63. The method of claim 53 wherein the mutagenic primers are designed to i) introduce a walking mutation in a variant nucleic acid molecule library or a mutation at alternate nucleotides and/or ii) introduce the same type of mutation (addition, substitution or deletions) at each mutation site.

64. The method of claim 53 wherein two or more different mutagenic primers target the same (first, second or further) target region or two or more different (first, second and further) target regions.

65. The method of claim 53 wherein the two or more single stranded first amplification products and the second primer are provided in approximately equal concentrations to generate a double stranded second amplification reaction product.

66. The method of claim 53 wherein the two or more single stranded amplification products are isolated from the first amplification reaction, for use in the second amplification reaction.

67. The method of claim 53 comprising providing two or more second primers for use in the second amplification reaction in the second incubation, optionally together with a polymerase and nucleotides.

68. The method of claim 67 wherein the two or more second primers are mutagenic.

69. The method of claim 53 further comprising one or more of i) cloning the two or more amplification products into a vector; ii) transforming a host cell with said vector to produce a library of said nucleic acid molecule of interest; iii) selecting a desired clone from the library; iv) isolating and purifying the variant nucleic acid molecule from the clone; v) cloning the nucleic acid molecule into an expression vector; and vi) transforming a host to allow expression of the expression vector.

70. The method of claim 53 comprising preparing a protein library recombinantly by expression to obtain expressed protein, and optionally purification of the expressed protein, in a host cell or a cell-free system.

71. A variant nucleic acid library of a nucleic acid molecule of interest, wherein each variant comprises an alternate (OR-type) mutation in a first target region, to other variants in the population.

72. The variant nucleic acid library of claim 71 wherein each variant comprises an alternate (OR-type) mutation in a second or further target region, to other variants in the population.

73. The variant nucleic acid library of claim 71 wherein each variant is a nucleic acid molecule comprising an alternate (OR-type) mutation at two or more target regions simultaneously.

74. The variant nucleic acid library of claim 71 wherein each nucleic acid variant comprises a different number of alternate (OR-type) mutations in any one target region.

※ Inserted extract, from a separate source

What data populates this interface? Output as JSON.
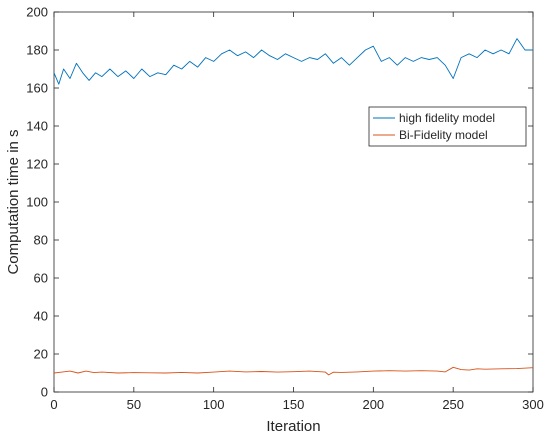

75. The variant nucleic acid library of claim 71 wherein each variant is a nucleic acid molecule comprising an alternate (OR-type) mutation in a single (first, second, third or further) target region.

76. The variant nucleic acid library of claim 71, wherein each variant comprises an alternate (OR-type) mutation in one or more target regions and a non-alternate (not OR-type) mutation in one or more other target regions.

77. The variant nucleic acid library of claim 71 which comprises a physical library that is smaller than a theoretical library.

78. A population of variant host cells, each variant comprising a variant nucleic acid molecule of a library, wherein each variant nucleic acid molecule comprises an alternative (OR-type) mutation in a first target region to other members of the population.